Posted May. 02, 2004 21:50,   

한국어

The Green-Red Alliance is a political alliance between farmers and laborers. Originally, farmers and laborers were like oil and water. The two did not mix well. Farmers were a propertied class while laborers were not. Marx compared farmers to a “sack of potatoes.” Farmers were a class that had valuable products, but because they lived dispersed from each other, communication amongst themselves was difficult. Consequently, farmers were a group that very much needed tight unity and cohesiveness, but were not well suited to instigate any reforms. Farmers would have to be exploited to the bone in order to start any kind of movement. China’s Mao Zedong used these qualities to create agricultural socialism.

In Europe during the 1920s, when populist parties began to emerge, farmers and laborers created separate and independent parties. The working class organized under the banner of either the Socialist Democratic Party or the Labor Party, and the farmers formed the Farmer’s Party, which has faithfully maintained its independence to the present day. Even though the Information Age continues to exert its power and has dried up the population of the countryside, farmers have fiercely endured the drop in prices of grains, meat and other agricultural goods and are continuing to eke out an existence.

In various European countries, laborers and farmers have made various attempts at Green-Red Alliances, but the number of successful alliances can be counted on one hand. Even in Socialist-Democratic Sweden, only two attempts have been made. The first attempt at this was In the 1920s, when the Socialist Democratic Party, in order to check the power of conservatives, temporarily enlisted the support of the Farmer’s party. The second and last attempt at this kind of alliance was in the 1950s when the Socialist Democratic Party enlisted the support of the Farmer’s Party in establishing the Welfare State. In 1958, the Farmer’s Party split with the Socialist Democrats when they granted additional pension benefits only to laborers. From then on, the Farmer’s Party has been making selective alliances with either the Liberal or Conservative Parties.

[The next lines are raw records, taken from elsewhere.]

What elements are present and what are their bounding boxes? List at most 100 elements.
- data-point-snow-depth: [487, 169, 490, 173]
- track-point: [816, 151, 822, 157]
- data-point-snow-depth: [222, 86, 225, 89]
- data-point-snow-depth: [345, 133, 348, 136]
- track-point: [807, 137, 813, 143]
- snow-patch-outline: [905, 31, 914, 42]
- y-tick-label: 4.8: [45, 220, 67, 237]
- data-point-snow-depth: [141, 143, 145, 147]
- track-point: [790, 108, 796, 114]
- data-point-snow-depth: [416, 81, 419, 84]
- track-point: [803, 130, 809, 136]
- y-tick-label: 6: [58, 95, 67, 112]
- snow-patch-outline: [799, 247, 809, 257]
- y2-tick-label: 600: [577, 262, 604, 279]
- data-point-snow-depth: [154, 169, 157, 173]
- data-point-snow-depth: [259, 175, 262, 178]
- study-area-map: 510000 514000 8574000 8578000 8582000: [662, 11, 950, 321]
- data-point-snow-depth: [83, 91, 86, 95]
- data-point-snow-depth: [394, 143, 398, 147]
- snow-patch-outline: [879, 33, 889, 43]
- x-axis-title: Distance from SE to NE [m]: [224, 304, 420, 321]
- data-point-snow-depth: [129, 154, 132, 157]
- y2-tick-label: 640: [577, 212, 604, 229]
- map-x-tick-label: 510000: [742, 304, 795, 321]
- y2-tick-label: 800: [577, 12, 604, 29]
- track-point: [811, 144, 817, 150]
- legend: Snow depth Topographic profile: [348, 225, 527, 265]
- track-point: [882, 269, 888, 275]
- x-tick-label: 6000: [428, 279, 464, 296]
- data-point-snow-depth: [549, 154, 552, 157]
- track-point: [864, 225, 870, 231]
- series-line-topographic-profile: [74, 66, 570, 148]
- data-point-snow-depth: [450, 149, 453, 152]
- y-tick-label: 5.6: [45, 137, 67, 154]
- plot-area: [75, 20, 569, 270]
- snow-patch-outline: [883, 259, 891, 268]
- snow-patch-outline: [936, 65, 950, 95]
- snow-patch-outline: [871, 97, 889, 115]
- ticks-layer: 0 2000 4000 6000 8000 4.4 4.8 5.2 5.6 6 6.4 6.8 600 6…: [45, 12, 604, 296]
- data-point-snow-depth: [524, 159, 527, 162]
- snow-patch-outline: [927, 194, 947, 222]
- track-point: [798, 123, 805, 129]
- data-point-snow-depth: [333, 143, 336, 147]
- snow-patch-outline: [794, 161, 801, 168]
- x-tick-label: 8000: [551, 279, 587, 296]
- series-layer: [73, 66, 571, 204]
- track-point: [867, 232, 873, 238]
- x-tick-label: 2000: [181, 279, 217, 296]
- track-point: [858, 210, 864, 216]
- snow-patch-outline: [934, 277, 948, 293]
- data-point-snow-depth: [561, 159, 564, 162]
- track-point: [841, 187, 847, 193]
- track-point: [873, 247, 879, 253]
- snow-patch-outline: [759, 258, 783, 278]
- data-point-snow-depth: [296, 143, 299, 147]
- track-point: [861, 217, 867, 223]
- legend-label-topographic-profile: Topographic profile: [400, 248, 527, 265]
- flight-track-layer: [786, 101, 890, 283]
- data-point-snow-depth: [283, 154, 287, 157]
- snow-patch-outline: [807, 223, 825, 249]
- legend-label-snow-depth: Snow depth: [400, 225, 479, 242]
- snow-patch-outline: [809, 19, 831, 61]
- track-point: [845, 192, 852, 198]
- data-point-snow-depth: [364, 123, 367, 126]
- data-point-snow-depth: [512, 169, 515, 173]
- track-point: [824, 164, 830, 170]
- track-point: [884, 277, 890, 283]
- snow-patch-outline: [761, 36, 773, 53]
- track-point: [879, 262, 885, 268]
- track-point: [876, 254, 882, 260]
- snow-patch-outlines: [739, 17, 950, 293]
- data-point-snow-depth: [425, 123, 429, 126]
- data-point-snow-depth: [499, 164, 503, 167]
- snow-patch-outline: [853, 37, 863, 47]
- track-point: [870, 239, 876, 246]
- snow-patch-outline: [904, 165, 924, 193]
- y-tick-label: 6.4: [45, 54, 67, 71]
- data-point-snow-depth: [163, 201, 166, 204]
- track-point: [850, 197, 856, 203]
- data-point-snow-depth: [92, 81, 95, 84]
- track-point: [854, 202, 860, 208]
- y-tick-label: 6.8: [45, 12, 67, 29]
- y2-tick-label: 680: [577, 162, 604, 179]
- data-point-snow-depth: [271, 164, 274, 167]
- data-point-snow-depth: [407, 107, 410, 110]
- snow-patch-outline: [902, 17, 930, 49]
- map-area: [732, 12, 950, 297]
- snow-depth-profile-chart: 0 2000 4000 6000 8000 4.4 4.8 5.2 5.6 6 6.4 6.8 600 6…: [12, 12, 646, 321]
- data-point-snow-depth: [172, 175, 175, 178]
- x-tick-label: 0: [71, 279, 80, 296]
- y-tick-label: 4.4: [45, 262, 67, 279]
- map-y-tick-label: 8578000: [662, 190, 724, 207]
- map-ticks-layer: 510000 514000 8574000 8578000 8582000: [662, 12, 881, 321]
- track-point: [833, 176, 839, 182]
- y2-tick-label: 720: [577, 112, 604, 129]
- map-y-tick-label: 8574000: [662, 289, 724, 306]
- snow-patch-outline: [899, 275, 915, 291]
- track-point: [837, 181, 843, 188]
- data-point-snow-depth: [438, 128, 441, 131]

South Korea’s progressive Democratic Labor Party, which had entered with the political arena which much fanfare, held their first policy meeting last week. On the surface, every thing looked lovey-dovey, but internally there must have been a great deal of tension. The reason why there is an example in the world today in the year 2004 of a single, united labor and farmer’s party is that in Korea there is a good probability that there is a lot of consensus between laborers and farmers. It is highly foreseeable that the farmers will ask for a role in the party structure and request agricultural reforms.

Since we are at the beginning stages, these reforms will go over easily. However, one wonders what path the Democratic Labor Party will take when it is caught in the fork in the road of having to choose between raising the cost of agricultural or manufactured goods.